En Suisse, billets et pièces vivent aujourd’hui une relation ambiguë avec la révolution des paiements numériques. D’un côté, une part non négligeable de la population tient au maintien du cash; de l’autre, cartes, applications et paiements sans contact s’imposent de plus en plus dans les caisses et sur les téléphones. Cette cohabitation alimente un débat public animé, alimenté par une initiative populaire, les pratiques commerciales et les arbitrages des banques.
Un contraste frappant Les statistiques de la Banque nationale révèlent un paradoxe: beaucoup de Suisses disent vouloir conserver un accès garanti au numéraire, mais leurs comportements trahissent une réalité différente. Les paiements en espèces régressent au profit des cartes de débit et des solutions mobiles, une évolution particulièrement nette chez les jeunes et dans les foyers aisés. Selon les projections, l’espèce pourrait représenter moins de 20 % des paiements de détail d’ici.
Qui continue d’utiliser du liquide? Le cash n’est pas pour autant disparu. Les retraités, les commerçants de quartier, les vendeurs sur les marchés et certaines petites entreprises locales conservent une forte appétence pour les billets et pièces. Les personnes en situation de précarité ou sans accès bancaire pratique y recourent souvent par nécessité — et pour certains, manipuler du liquide reste le moyen le plus simple et le plus concret de gérer un budget serré.
Des pratiques mixtes au quotidien Dans la vie de tous les jours, les ménages combinent plusieurs moyens de paiement. Cartes et applications règnent pour les achats en magasin et en ligne; le liquide sert aux petits échanges informels, aux pourboires ou aux situations où la rapidité prime. Les commerçants l’ont bien compris: on voit se multiplier les terminaux, la préférence pour le sans-contact pour fluidifier les files d’attente et l’offre d’options mobiles à la caisse.
Avantages et inconvénients des deux mondes Le liquide conserve des atouts concrets: anonymat, simplicité d’usage, résilience en cas de panne des systèmes électroniques et accessibilité sans conditions bancaires. Son revers est coûteux: logistique, sécurité, gestion et difficulté de traçabilité fiscale. Les paiements électroniques, quant à eux, apportent vitesse, traçabilité et gains d’efficacité, mais soulèvent des interrogations sur la vie privée, la dépendance à des prestataires privés et les risques informatiques. Pour les petits commerçants, les commissions sur transactions restent une source de mécontentement.

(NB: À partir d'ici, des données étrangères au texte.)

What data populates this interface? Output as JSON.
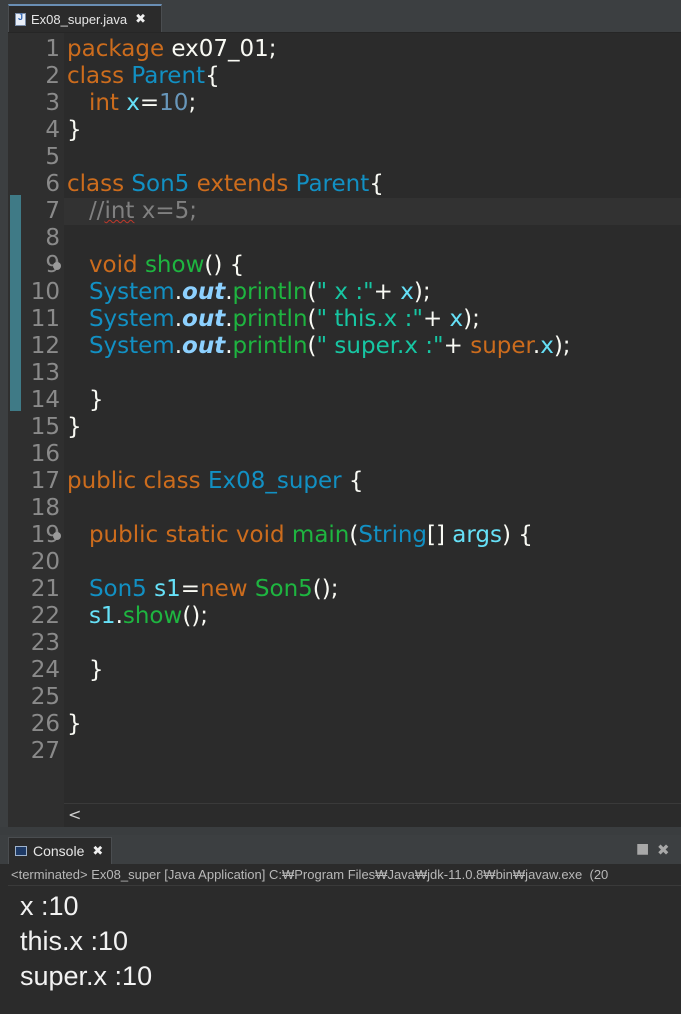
{
  "editor": {
    "tab": {
      "label": "Ex08_super.java",
      "close": "✖",
      "icon": "java-file-icon"
    },
    "line_numbers": [
      "1",
      "2",
      "3",
      "4",
      "5",
      "6",
      "7",
      "8",
      "9",
      "10",
      "11",
      "12",
      "13",
      "14",
      "15",
      "16",
      "17",
      "18",
      "19",
      "20",
      "21",
      "22",
      "23",
      "24",
      "25",
      "26",
      "27"
    ],
    "lines": [
      {
        "n": 1,
        "tokens": [
          [
            "kw",
            "package"
          ],
          [
            "pl",
            " ex07_01;"
          ]
        ]
      },
      {
        "n": 2,
        "tokens": [
          [
            "kw",
            "class"
          ],
          [
            "pl",
            " "
          ],
          [
            "ty",
            "Parent"
          ],
          [
            "pl",
            "{"
          ]
        ]
      },
      {
        "n": 3,
        "tokens": [
          [
            "pl",
            "   "
          ],
          [
            "kw",
            "int"
          ],
          [
            "pl",
            " "
          ],
          [
            "fd",
            "x"
          ],
          [
            "pl",
            "="
          ],
          [
            "num",
            "10"
          ],
          [
            "pl",
            ";"
          ]
        ]
      },
      {
        "n": 4,
        "tokens": [
          [
            "pl",
            "}"
          ]
        ]
      },
      {
        "n": 5,
        "tokens": []
      },
      {
        "n": 6,
        "tokens": [
          [
            "kw",
            "class"
          ],
          [
            "pl",
            " "
          ],
          [
            "ty",
            "Son5"
          ],
          [
            "pl",
            " "
          ],
          [
            "kw",
            "extends"
          ],
          [
            "pl",
            " "
          ],
          [
            "ty",
            "Parent"
          ],
          [
            "pl",
            "{"
          ]
        ]
      },
      {
        "n": 7,
        "tokens": [
          [
            "pl",
            "   "
          ],
          [
            "cm",
            "//"
          ],
          [
            "cmsq",
            "int"
          ],
          [
            "cm",
            " x=5;"
          ]
        ]
      },
      {
        "n": 8,
        "tokens": []
      },
      {
        "n": 9,
        "tokens": [
          [
            "pl",
            "   "
          ],
          [
            "kw",
            "void"
          ],
          [
            "pl",
            " "
          ],
          [
            "fn",
            "show"
          ],
          [
            "pl",
            "() {"
          ]
        ]
      },
      {
        "n": 10,
        "tokens": [
          [
            "pl",
            "   "
          ],
          [
            "ty",
            "System"
          ],
          [
            "pl",
            "."
          ],
          [
            "sf",
            "out"
          ],
          [
            "pl",
            "."
          ],
          [
            "fn",
            "println"
          ],
          [
            "pl",
            "("
          ],
          [
            "st",
            "\" x :\""
          ],
          [
            "pl",
            "+ "
          ],
          [
            "fd",
            "x"
          ],
          [
            "pl",
            ");"
          ]
        ]
      },
      {
        "n": 11,
        "tokens": [
          [
            "pl",
            "   "
          ],
          [
            "ty",
            "System"
          ],
          [
            "pl",
            "."
          ],
          [
            "sf",
            "out"
          ],
          [
            "pl",
            "."
          ],
          [
            "fn",
            "println"
          ],
          [
            "pl",
            "("
          ],
          [
            "st",
            "\" this.x :\""
          ],
          [
            "pl",
            "+ "
          ],
          [
            "fd",
            "x"
          ],
          [
            "pl",
            ");"
          ]
        ]
      },
      {
        "n": 12,
        "tokens": [
          [
            "pl",
            "   "
          ],
          [
            "ty",
            "System"
          ],
          [
            "pl",
            "."
          ],
          [
            "sf",
            "out"
          ],
          [
            "pl",
            "."
          ],
          [
            "fn",
            "println"
          ],
          [
            "pl",
            "("
          ],
          [
            "st",
            "\" super.x :\""
          ],
          [
            "pl",
            "+ "
          ],
          [
            "kw",
            "super"
          ],
          [
            "pl",
            "."
          ],
          [
            "fd",
            "x"
          ],
          [
            "pl",
            ");"
          ]
        ]
      },
      {
        "n": 13,
        "tokens": []
      },
      {
        "n": 14,
        "tokens": [
          [
            "pl",
            "   }"
          ]
        ]
      },
      {
        "n": 15,
        "tokens": [
          [
            "pl",
            "}"
          ]
        ]
      },
      {
        "n": 16,
        "tokens": []
      },
      {
        "n": 17,
        "tokens": [
          [
            "kw",
            "public"
          ],
          [
            "pl",
            " "
          ],
          [
            "kw",
            "class"
          ],
          [
            "pl",
            " "
          ],
          [
            "ty",
            "Ex08_super"
          ],
          [
            "pl",
            " {"
          ]
        ]
      },
      {
        "n": 18,
        "tokens": []
      },
      {
        "n": 19,
        "tokens": [
          [
            "pl",
            "   "
          ],
          [
            "kw",
            "public"
          ],
          [
            "pl",
            " "
          ],
          [
            "kw",
            "static"
          ],
          [
            "pl",
            " "
          ],
          [
            "kw",
            "void"
          ],
          [
            "pl",
            " "
          ],
          [
            "fn",
            "main"
          ],
          [
            "pl",
            "("
          ],
          [
            "ty",
            "String"
          ],
          [
            "pl",
            "[] "
          ],
          [
            "fd",
            "args"
          ],
          [
            "pl",
            ") {"
          ]
        ]
      },
      {
        "n": 20,
        "tokens": []
      },
      {
        "n": 21,
        "tokens": [
          [
            "pl",
            "   "
          ],
          [
            "ty",
            "Son5"
          ],
          [
            "pl",
            " "
          ],
          [
            "fd",
            "s1"
          ],
          [
            "pl",
            "="
          ],
          [
            "kw",
            "new"
          ],
          [
            "pl",
            " "
          ],
          [
            "fn",
            "Son5"
          ],
          [
            "pl",
            "();"
          ]
        ]
      },
      {
        "n": 22,
        "tokens": [
          [
            "pl",
            "   "
          ],
          [
            "fd",
            "s1"
          ],
          [
            "pl",
            "."
          ],
          [
            "fn",
            "show"
          ],
          [
            "pl",
            "();"
          ]
        ]
      },
      {
        "n": 23,
        "tokens": []
      },
      {
        "n": 24,
        "tokens": [
          [
            "pl",
            "   }"
          ]
        ]
      },
      {
        "n": 25,
        "tokens": []
      },
      {
        "n": 26,
        "tokens": [
          [
            "pl",
            "}"
          ]
        ]
      },
      {
        "n": 27,
        "tokens": []
      }
    ],
    "current_line": 7,
    "fold_lines": [
      9,
      19
    ],
    "changed_lines": [
      7,
      14
    ],
    "hscroll_arrow": "<"
  },
  "console": {
    "tab": {
      "label": "Console",
      "close": "✖",
      "icon": "console-icon"
    },
    "buttons": {
      "maximize": "■",
      "close": "✖"
    },
    "status": "<terminated> Ex08_super [Java Application] C:₩Program Files₩Java₩jdk-11.0.8₩bin₩javaw.exe  (20",
    "output": [
      "x :10",
      "this.x :10",
      "super.x :10"
    ]
  },
  "colors": {
    "keyword": "#cc6c1d",
    "type": "#1290c3",
    "method": "#1eb540",
    "string": "#17c6a3",
    "field": "#66e1f8",
    "number": "#6897bb",
    "static_field": "#8dd1ff",
    "comment": "#808080",
    "background": "#2b2b2b"
  }
}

Des scènes de la vie courante On trouve encore des cafés où l’on glisse quelques pièces dans le bocal à pourboires; dans les grands magasins, on privilégie le sans-contact pour accélérer le passage en caisse; entre amis, partager l’addition via une app est devenu banal. La géographie joue aussi: en zone rurale, le numéraire garde souvent l’avantage; en centre-ville, la carte et le téléphone dominent.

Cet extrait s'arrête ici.